Translation as transhumance

Being wordy people, translators often turn their hand to writing their own work. From David Bellos to Edith Grossman, many of the big names in the field have set down their thoughts about their craft in articles, essays and full-length books.

Blending their experiences with broader theoretical reflections about what it takes to transport meaning from one language to another, these works are often enjoyable and illuminating. Nevertheless, they can feel daunting to readers not directly engaged in working with words. Consisting largely, as they often do, of the writer’s efforts to find the terms to express the mechanisms of their art – to translate the concept of translation – these meta-narratives sometimes feel a little inward-looking, as though they can only be grasped fully by fellow practitioners.

As a result, when award-winning translator Ros Schwartz contacted me about her translation of French translator Mireille Gansel’s book Traduire comme transhumer (which hits the British bookshop shelves as Translation as Transhumance on November 1), I hesitated. A translation of a book about translation? Where would it all end?

The publicity material that accompanied the book wasn’t calculated to dispel my reservations. According to its opening sentence, the work I held in my hand was ‘half-memoir, half-philosophical treatise musing on translation’s potential for humanist engagement’. My thoughts strayed to the translation of the Boris Akunin mystery I had just downloaded to my Kindle in advance of the Russian superstar coming to the Folkestone Book Festival next month – surely it would be more fun to put this worthy volume aside and crack on with a highfalutin tale of murder in nineteenth-century Moscow?

Luckily, Translation as Transhumance proved to be nothing like the dry, self-referential treatise I feared. Instead, what I discovered when I turned to the first page was an urgent, human work, blending together lived experience with insights so precise that they would make booklovers of all stripes gasp.

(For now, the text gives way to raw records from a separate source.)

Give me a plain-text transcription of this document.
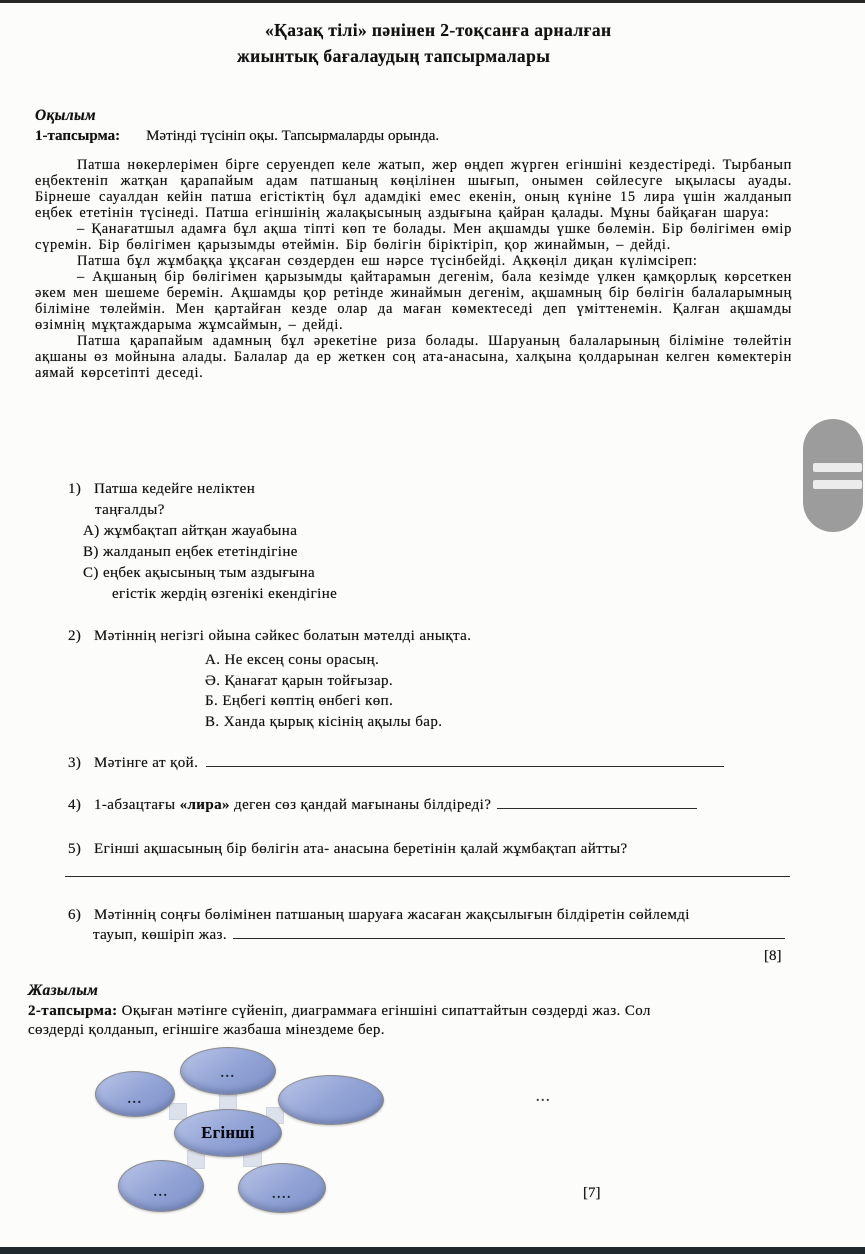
«Қазақ тілі» пәнінен 2-тоқсанға арналған
жиынтық бағалаудың тапсырмалары
Оқылым
1-тапсырма: Мәтінді түсініп оқы. Тапсырмаларды орында.

Патша нөкерлерімен бірге серуендеп келе жатып, жер өңдеп жүрген егіншіні кездестіреді. Тырбанып еңбектеніп жатқан қарапайым адам патшаның көңілінен шығып, онымен сөйлесуге ықыласы ауады. Бірнеше сауалдан кейін патша егістіктің бұл адамдікі емес екенін, оның күніне 15 лира үшін жалданып еңбек ететінін түсінеді. Патша егіншінің жалақысының аздығына қайран қалады. Мұны байқаған шаруа:

– Қанағатшыл адамға бұл ақша тіпті көп те болады. Мен ақшамды үшке бөлемін. Бір бөлігімен өмір сүремін. Бір бөлігімен қарызымды өтеймін. Бір бөлігін біріктіріп, қор жинаймын, – дейді.

Патша бұл жұмбаққа ұқсаған сөздерден еш нәрсе түсінбейді. Ақкөңіл диқан күлімсіреп:

– Ақшаның бір бөлігімен қарызымды қайтарамын дегенім, бала кезімде үлкен қамқорлық көрсеткен әкем мен шешеме беремін. Ақшамды қор ретінде жинаймын дегенім, ақшамның бір бөлігін балаларымның біліміне төлеймін. Мен қартайған кезде олар да маған көмектеседі деп үміттенемін. Қалған ақшамды өзімнің мұқтаждарыма жұмсаймын, – дейді.

Патша қарапайым адамның бұл әрекетіне риза болады. Шаруаның балаларының біліміне төлейтін ақшаны өз мойнына алады. Балалар да ер жеткен соң ата-анасына, халқына қолдарынан келген көмектерін аямай көрсетіпті деседі.

1) Патша кедейге неліктен
таңғалды?
A) жұмбақтап айтқан жауабына
B) жалданып еңбек ететіндігіне
C) еңбек ақысының тым аздығына
егістік жердің өзгенікі екендігіне
2) Мәтіннің негізгі ойына сәйкес болатын мәтелді анықта.
А. Не ексең соны орасың.
Ә. Қанағат қарын тойғызар.
Б. Еңбегі көптің өнбегі көп.
В. Ханда қырық кісінің ақылы бар.
3) Мәтінге ат қой.
4) 1-абзацтағы «лира» деген сөз қандай мағынаны білдіреді?
5) Егінші ақшасының бір бөлігін ата- анасына беретінін қалай жұмбақтап айтты?
6) Мәтіннің соңғы бөлімінен патшаның шаруаға жасаған жақсылығын білдіретін сөйлемді
тауып, көшіріп жаз.
[8]
Жазылым
2-тапсырма: Оқыған мәтінге сүйеніп, диаграммаға егіншіні сипаттайтын сөздерді жаз. Сол
сөздерді қолданып, егіншіге жазбаша мінездеме бер.
...
...
Егінші
...	....
...
[7]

The writing is often exquisite. Presenting her memories and the reflections they inspire in a series of brief chapters, many of which run to no more than a page, Gansel (through Schwartz’s lens) has the knack of pulling us into a scene with a handful of words. We are there with her, beside her father’s armchair, on the night she first discovers the magic of unspooling the meaning in the letters that used to arrive from relatives in Budapest; we stand in the spartan rooms of her elderly relations dispersed across Europe by the cruel events of the twentieth century; and we discover the life-saving power of the work of Brecht as she relates her youthful encounter with it.

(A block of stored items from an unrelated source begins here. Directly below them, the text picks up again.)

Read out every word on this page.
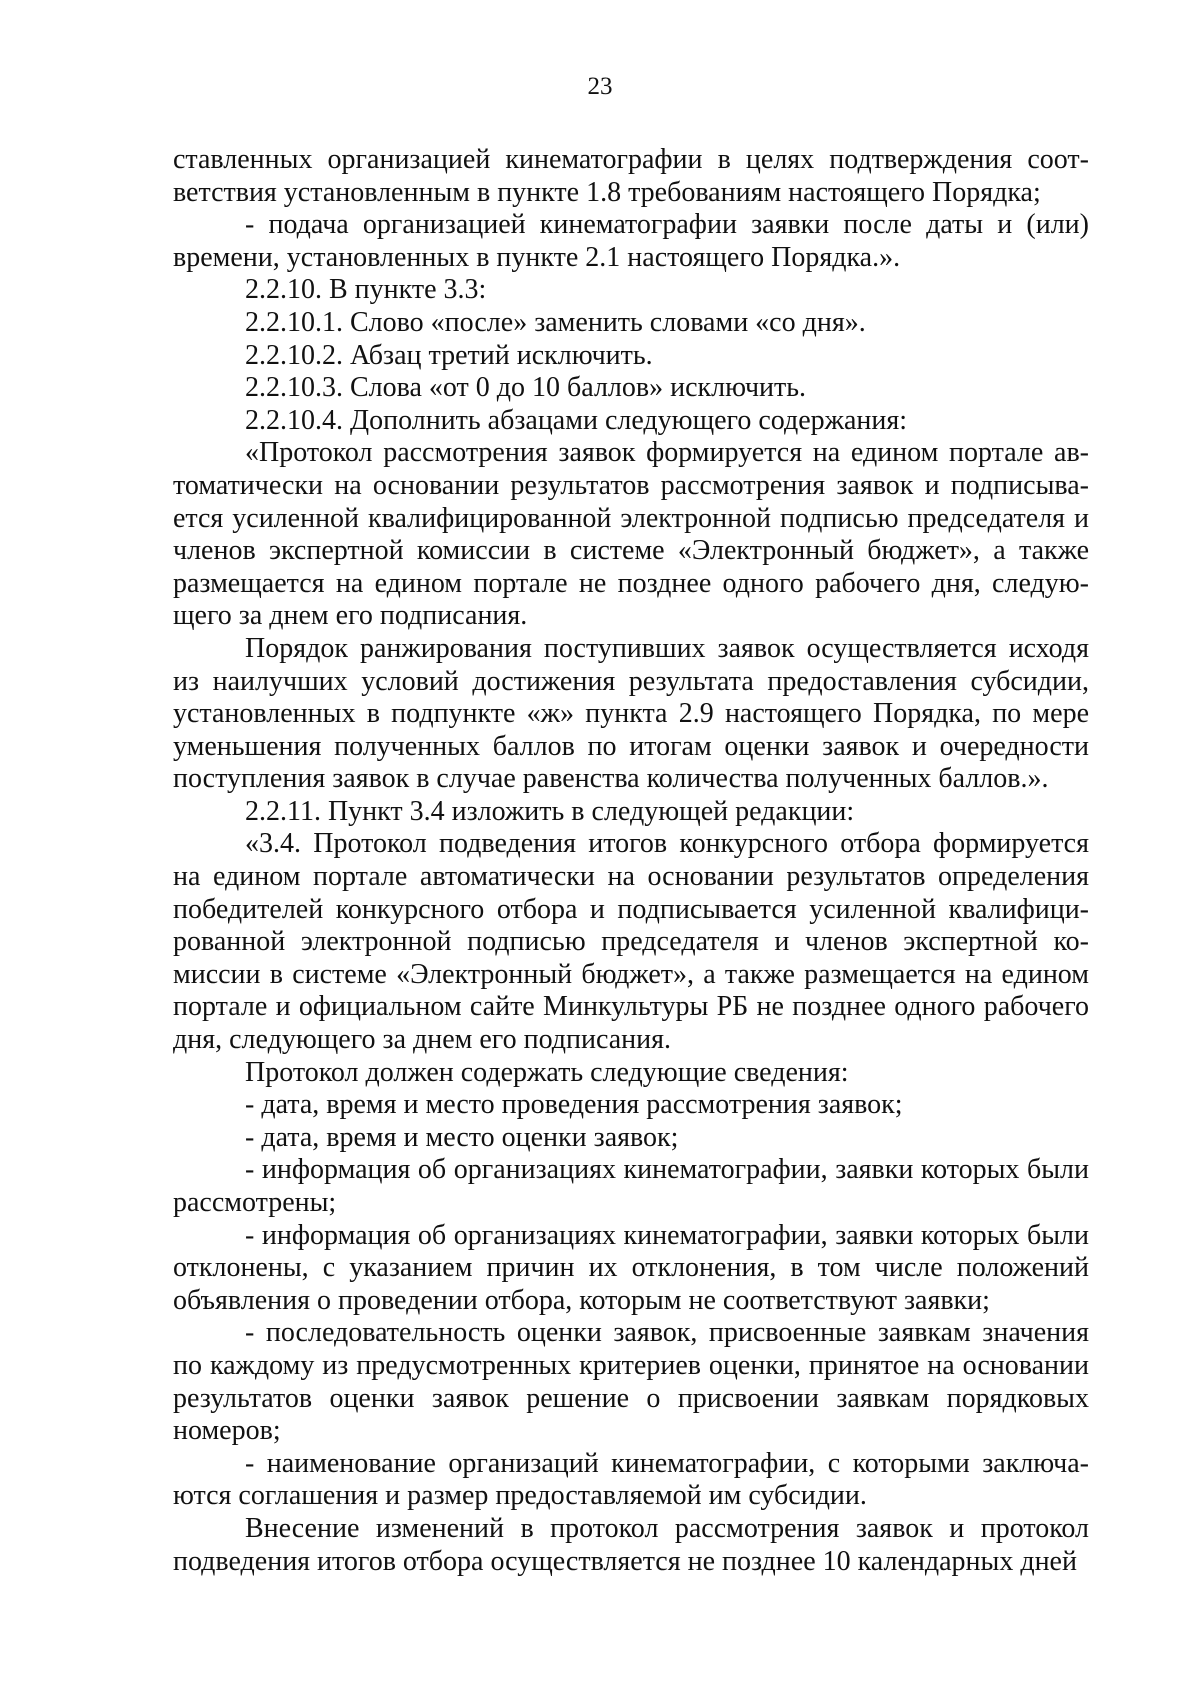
23

ставленных организацией кинематографии в целях подтверждения соответствия установленным в пункте 1.8 требованиям настоящего Порядка;

- подача организацией кинематографии заявки после даты и (или) времени, установленных в пункте 2.1 настоящего Порядка.».

2.2.10. В пункте 3.3:

2.2.10.1. Слово «после» заменить словами «со дня».

2.2.10.2. Абзац третий исключить.

2.2.10.3. Слова «от 0 до 10 баллов» исключить.

2.2.10.4. Дополнить абзацами следующего содержания:

«Протокол рассмотрения заявок формируется на едином портале автоматически на основании результатов рассмотрения заявок и подписывается усиленной квалифицированной электронной подписью председателя и членов экспертной комиссии в системе «Электронный бюджет», а также размещается на едином портале не позднее одного рабочего дня, следующего за днем его подписания.

Порядок ранжирования поступивших заявок осуществляется исходя из наилучших условий достижения результата предоставления субсидии, установленных в подпункте «ж» пункта 2.9 настоящего Порядка, по мере уменьшения полученных баллов по итогам оценки заявок и очередности поступления заявок в случае равенства количества полученных баллов.».

2.2.11. Пункт 3.4 изложить в следующей редакции:

«3.4. Протокол подведения итогов конкурсного отбора формируется на едином портале автоматически на основании результатов определения победителей конкурсного отбора и подписывается усиленной квалифицированной электронной подписью председателя и членов экспертной комиссии в системе «Электронный бюджет», а также размещается на едином портале и официальном сайте Минкультуры РБ не позднее одного рабочего дня, следующего за днем его подписания.

Протокол должен содержать следующие сведения:

- дата, время и место проведения рассмотрения заявок;

- дата, время и место оценки заявок;

- информация об организациях кинематографии, заявки которых были рассмотрены;

- информация об организациях кинематографии, заявки которых были отклонены, с указанием причин их отклонения, в том числе положений объявления о проведении отбора, которым не соответствуют заявки;

- последовательность оценки заявок, присвоенные заявкам значения по каждому из предусмотренных критериев оценки, принятое на основании результатов оценки заявок решение о присвоении заявкам порядковых номеров;

- наименование организаций кинематографии, с которыми заключаются соглашения и размер предоставляемой им субсидии.

Внесение изменений в протокол рассмотрения заявок и протокол подведения итогов отбора осуществляется не позднее 10 календарных дней
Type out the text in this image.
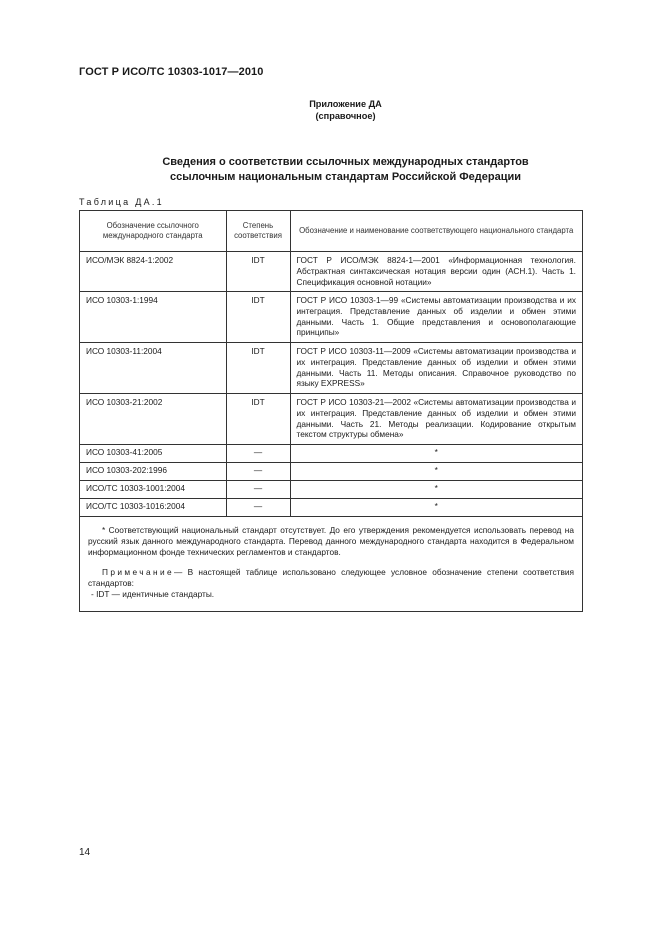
ГОСТ Р ИСО/ТС 10303-1017—2010
Приложение ДА
(справочное)
Сведения о соответствии ссылочных международных стандартов
ссылочным национальным стандартам Российской Федерации
Таблица ДА.1
Обозначение ссылочного международного стандарта	Степень соответствия	Обозначение и наименование соответствующего национального стандарта
ИСО/МЭК 8824-1:2002	IDT	ГОСТ Р ИСО/МЭК 8824-1—2001 «Информационная технология. Абстрактная синтаксическая нотация версии один (АСН.1). Часть 1. Спецификация основной нотации»
ИСО 10303-1:1994	IDT	ГОСТ Р ИСО 10303-1—99 «Системы автоматизации производства и их интеграция. Представление данных об изделии и обмен этими данными. Часть 1. Общие представления и основополагающие принципы»
ИСО 10303-11:2004	IDT	ГОСТ Р ИСО 10303-11—2009 «Системы автоматизации производства и их интеграция. Представление данных об изделии и обмен этими данными. Часть 11. Методы описания. Справочное руководство по языку EXPRESS»
ИСО 10303-21:2002	IDT	ГОСТ Р ИСО 10303-21—2002 «Системы автоматизации производства и их интеграция. Представление данных об изделии и обмен этими данными. Часть 21. Методы реализации. Кодирование открытым текстом структуры обмена»
ИСО 10303-41:2005	—	*
ИСО 10303-202:1996	—	*
ИСО/ТС 10303-1001:2004	—	*
ИСО/ТС 10303-1016:2004	—	*

* Соответствующий национальный стандарт отсутствует. До его утверждения рекомендуется использовать перевод на русский язык данного международного стандарта. Перевод данного международного стандарта находится в Федеральном информационном фонде технических регламентов и стандартов.

Примечание— В настоящей таблице использовано следующее условное обозначение степени соответствия стандартов:

- IDT — идентичные стандарты.		

14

The immediacy of these descriptions means that we not only understand Gansel’s argument that human experience is encoded into words; we feel it too. Her portrayal of the way history has devastated and rebuilt the German spoken by many of Europe’s displaced people is as moving as it is beautiful:

‘This is the German that has been punctuated by exiles and passed down through generations, from country to country, like a violin whose vibratos have retained the accents and intonations, the words and the expressions, of adopted countries and ways of speaking.’

Language, we learn, bears the marks and scars of those who have used it before us. Even innocuous-seeming words can, with a little probing, be made to bleed.

Using this passionate engagement with the inner significance of words as a starting point, and tying it to detailed examples from her career, Gansel presents interpretations of translation at the end of many of her chapters. Several familiar tropes appear – bridging and smuggling both feature. But Gansel quickly leaves these behind, encountering and moving past image after image in an effort to elucidate what she does with words. Translation is an attempt to reach the language of the soul. It is an effort to communicate a work’s humanity. It is a ‘seismograph at the heart of time’. It is, as the title suggests, akin to the seasonal movement of flocks from pasture to pasture in search of nourishment.

Each of these formulations is illuminating and yet none of them entirely encapsulates the writer’s meaning. In many ways, that is Gansel’s point: language shifts constantly as words accrue associations that gradually bury others, such that a phrase written now will read very differently to someone encountering it in fifty years’ time.

As such, true translation must be a living, ongoing process; a constant effort to find the mot if not exactly juste then at least acceptable. It is for this reason that we need retranslations of classic works. And, yes, it is for this reason that there will always be room for new publications of translators’ reflections on their craft. If only they could all be as powerful as this.

Translation as Transhumance (Traduire comme transhumer) by Mireille Gansel, translated from the French by Ros Schwartz (Les Fugitives, 2017)

7 responses

  1. Thank you for taking the time to read this, Ann. I’m so glad the book resonated with you as a non-translator and that you found it a rewarding read.

  2. Thanks for presenting this book. As a translator myself, and an expat, I have some strong experience in this domain, it would be enlightening to see how another person dealt with it.

  3. That’s what made me fall in love with this book and want to translate it, the interweaving of the personal, the political and the professional. There is an integrity to the way Gansel has lived her life.

  4. Great post about writing/translation. I speak and write two languages, but translating always seems difficult given all the nuances and multiple meanings. Tip of the hat to translators turned writers.